No, he still doesn’t have the most sophisticated back-to-the-basket game, he isn’t a passing savant and his explosiveness in Houston still doesn’t seem to be at the level it was when he was with the Magic (which could be a byproduct of both age and injuries), but he’s still the league’s most dominant interior presence. As good as Noah is defensively, Howard is the one center who consistently gives him trouble when matched up individually and unlike most players who use their power against him, agility in the halfcourt or in the transition game can’t be used as a weapon.
Still, even as Howard has settled in to form a potent inside-outside tandem with All-Star shooting guard James Harden, leading their team to near the top of the Western Conference standings, no center has been more valuable to their team this season than Noah.

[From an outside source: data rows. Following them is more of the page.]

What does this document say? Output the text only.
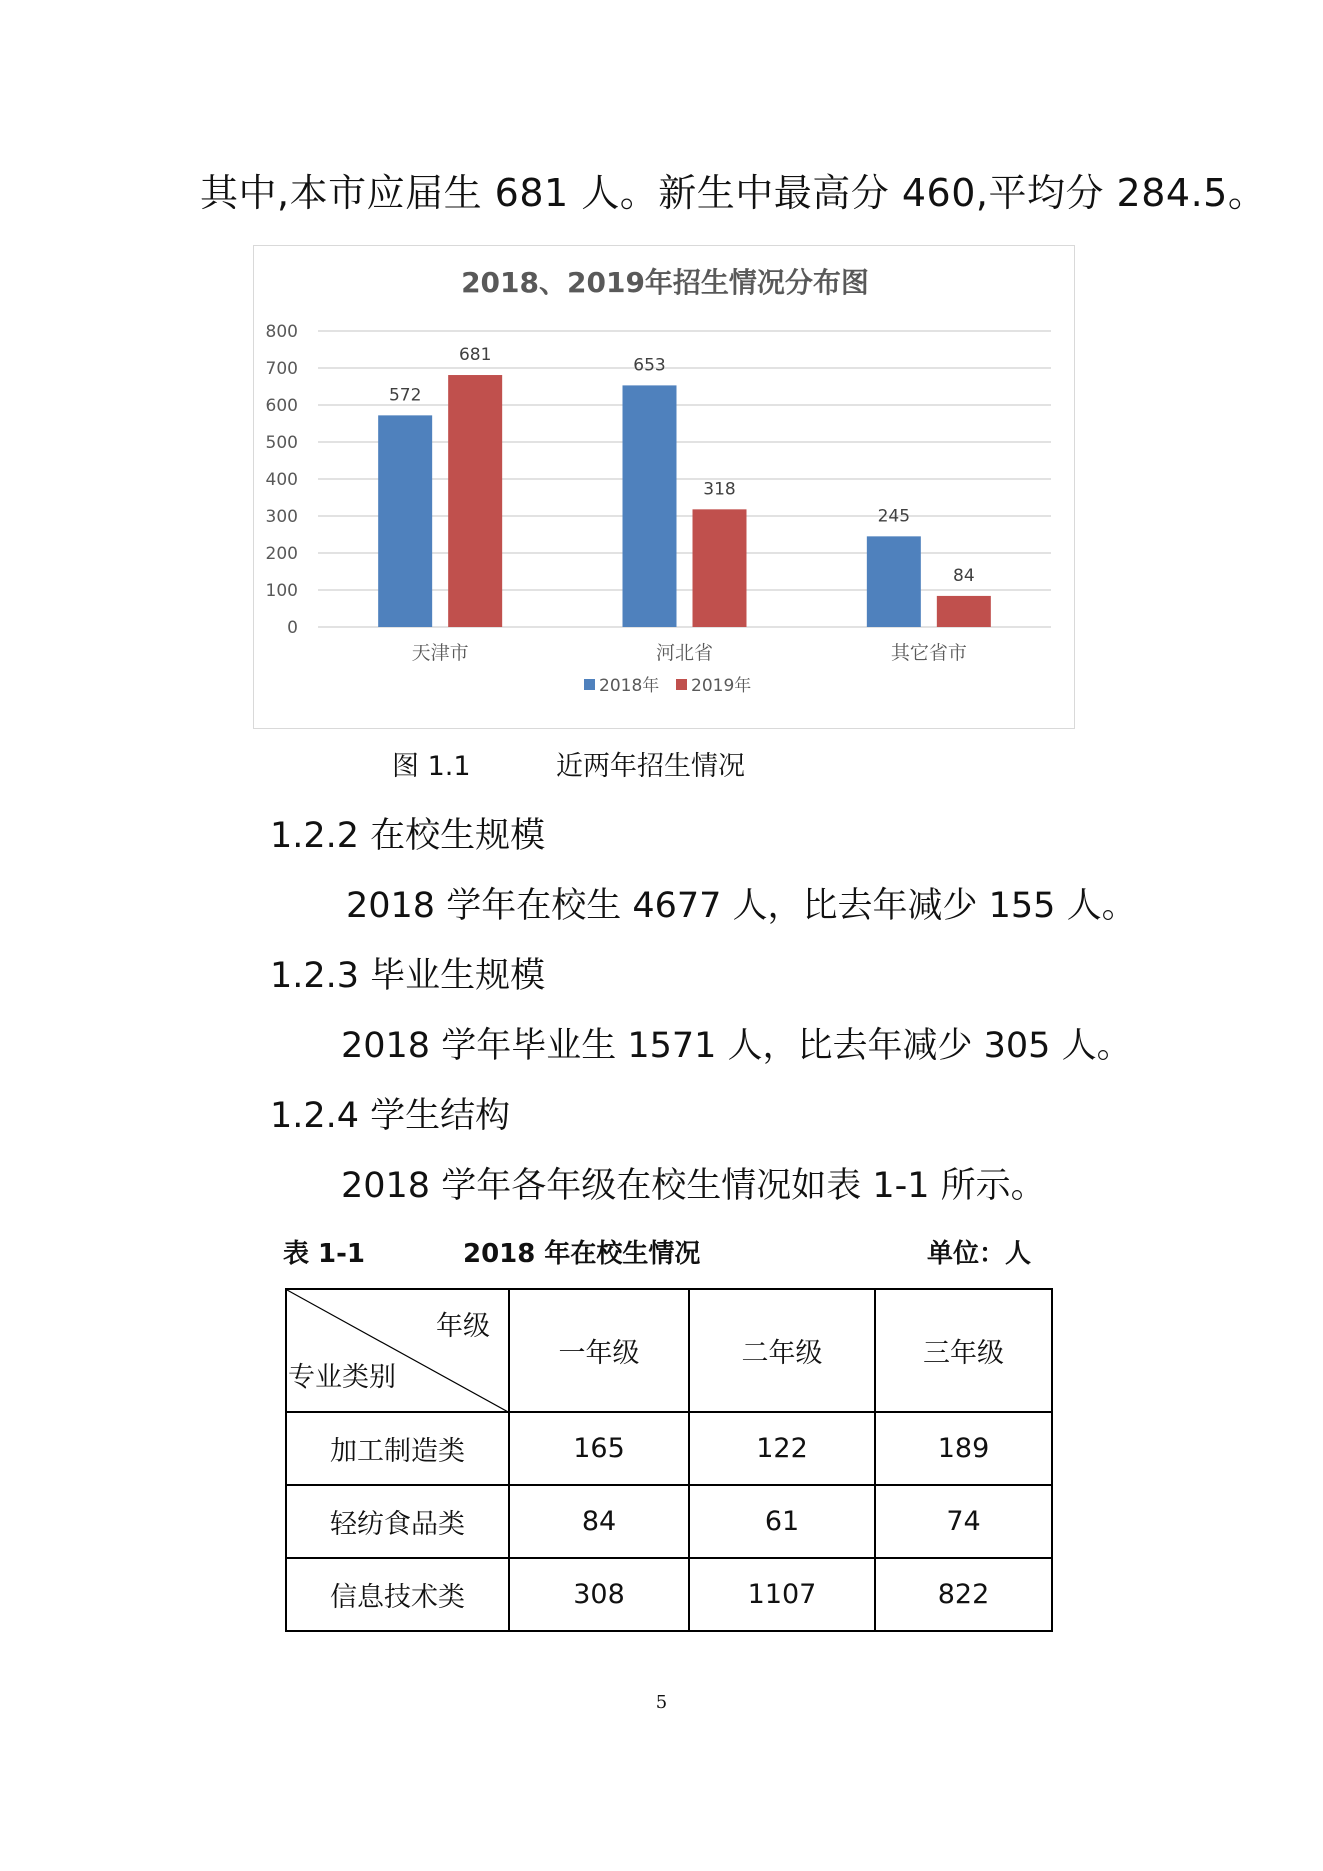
其中,本市应届生 681 人。新生中最高分 460,平均分 284.5。
2018、2019年招生情况分布图
0
100
200
300
400
500
600
700
800
572
681
天津市
653
318
河北省
245
84
其它省市
2018年 2019年
图 1.1	近两年招生情况
1.2.2 在校生规模
2018 学年在校生 4677 人，比去年减少 155 人。
1.2.3 毕业生规模
2018 学年毕业生 1571 人，比去年减少 305 人。
1.2.4 学生结构
2018 学年各年级在校生情况如表 1-1 所示。
表 1-1	2018 年在校生情况	单位：人
年级
专业类别	一年级	二年级	三年级
加工制造类	165	122	189
轻纺食品类	84	61	74
信息技术类	308	1107	822
5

“He might be,” agreed teammate Jimmy Butler, talking about this season specifically. “He’s tough and he does everything. Shooting the ball, passing the ball, handling it, defense.

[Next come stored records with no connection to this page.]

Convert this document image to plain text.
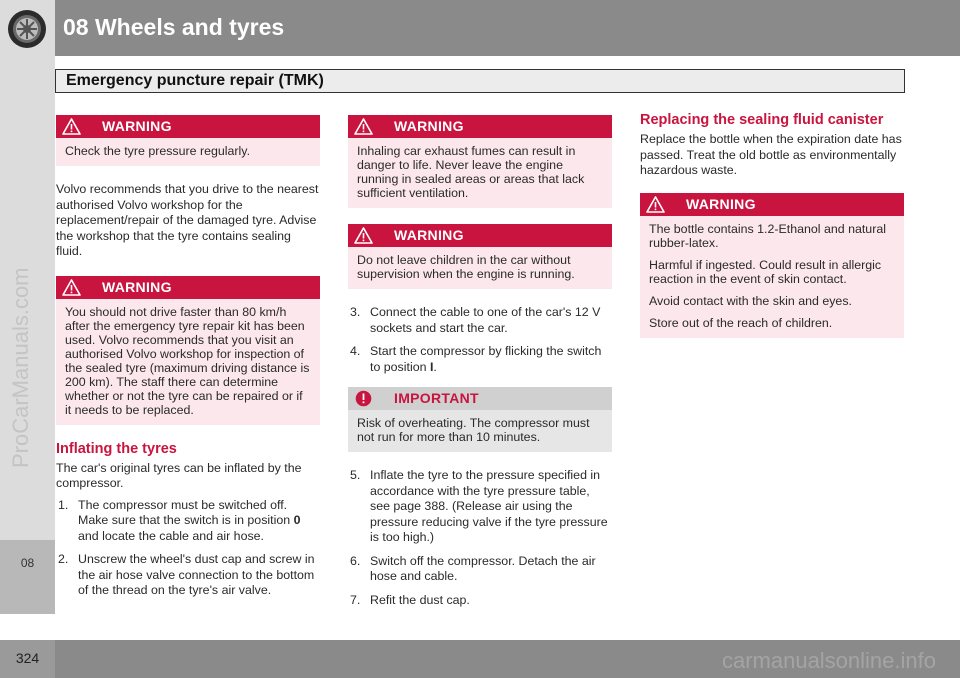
08 Wheels and tyres
08
ProCarManuals.com
Emergency puncture repair (TMK)
WARNING

Check the tyre pressure regularly.

Volvo recommends that you drive to the nearest authorised Volvo workshop for the replacement/repair of the damaged tyre. Advise the workshop that the tyre contains sealing fluid.

WARNING

You should not drive faster than 80 km/h after the emergency tyre repair kit has been used. Volvo recommends that you visit an authorised Volvo workshop for inspection of the sealed tyre (maximum driving distance is 200 km). The staff there can determine whether or not the tyre can be repaired or if it needs to be replaced.

Inflating the tyres

The car's original tyres can be inflated by the compressor.

1. The compressor must be switched off. Make sure that the switch is in position 0 and locate the cable and air hose.
2. Unscrew the wheel's dust cap and screw in the air hose valve connection to the bottom of the thread on the tyre's air valve.
WARNING

Inhaling car exhaust fumes can result in danger to life. Never leave the engine running in sealed areas or areas that lack sufficient ventilation.

WARNING

Do not leave children in the car without supervision when the engine is running.

3. Connect the cable to one of the car's 12 V sockets and start the car.
4. Start the compressor by flicking the switch to position I.
IMPORTANT

Risk of overheating. The compressor must not run for more than 10 minutes.

5. Inflate the tyre to the pressure specified in accordance with the tyre pressure table, see page 388. (Release air using the pressure reducing valve if the tyre pressure is too high.)
6. Switch off the compressor. Detach the air hose and cable.
7. Refit the dust cap.
Replacing the sealing fluid canister

Replace the bottle when the expiration date has passed. Treat the old bottle as environmentally hazardous waste.

WARNING

The bottle contains 1.2-Ethanol and natural rubber-latex.

Harmful if ingested. Could result in allergic reaction in the event of skin contact.

Avoid contact with the skin and eyes.

Store out of the reach of children.

324	carmanualsonline.info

“I think the only aspect left he needs to get in his game is to get that trey-ball,” the swingman jokingly added. “I mean that! He shoots corner threes in practice. I’m not going to say he hits them, but he shoots them, so might as well.”
But more seriously, what truly puts Noah over the top this season is his unparalled will to win, something he wears on his sleeve like a badge of honor.
“Just coming where we came from, people really counted us out. We’ve gone through a lot and just to be in this position feels good,” he said in a typically passionate statement. “We’re not satisfied. We’re still as hungry as ever. We feel like we’re the hungriest team playing in the NBA and when you’ve got that feeling, I think we’ve got a ways to go. It feels good.
“We’re fighting. We’re hungry. We want more. We’re not satisfied with where we’re at right now. We just want to get the best seed possible because we know when the playoffs come, we want to play in this building. We know what it’s all about. Playing at the UC, playing well in the UC, especially in the playoffs,” Noah continued. “Everybody knows what this team is going through, playing without our best player and we feel like we’ve come so close to getting that ring. So right now, our mentality is we just want to get better playing those big games and do everything we can to play the best basketball possible. So when our young boy comes back, we’re ready. I want a ring. I want a ring so bad and I know that one day our time will come.”
Whether he knows it or not, Noah’s time is here.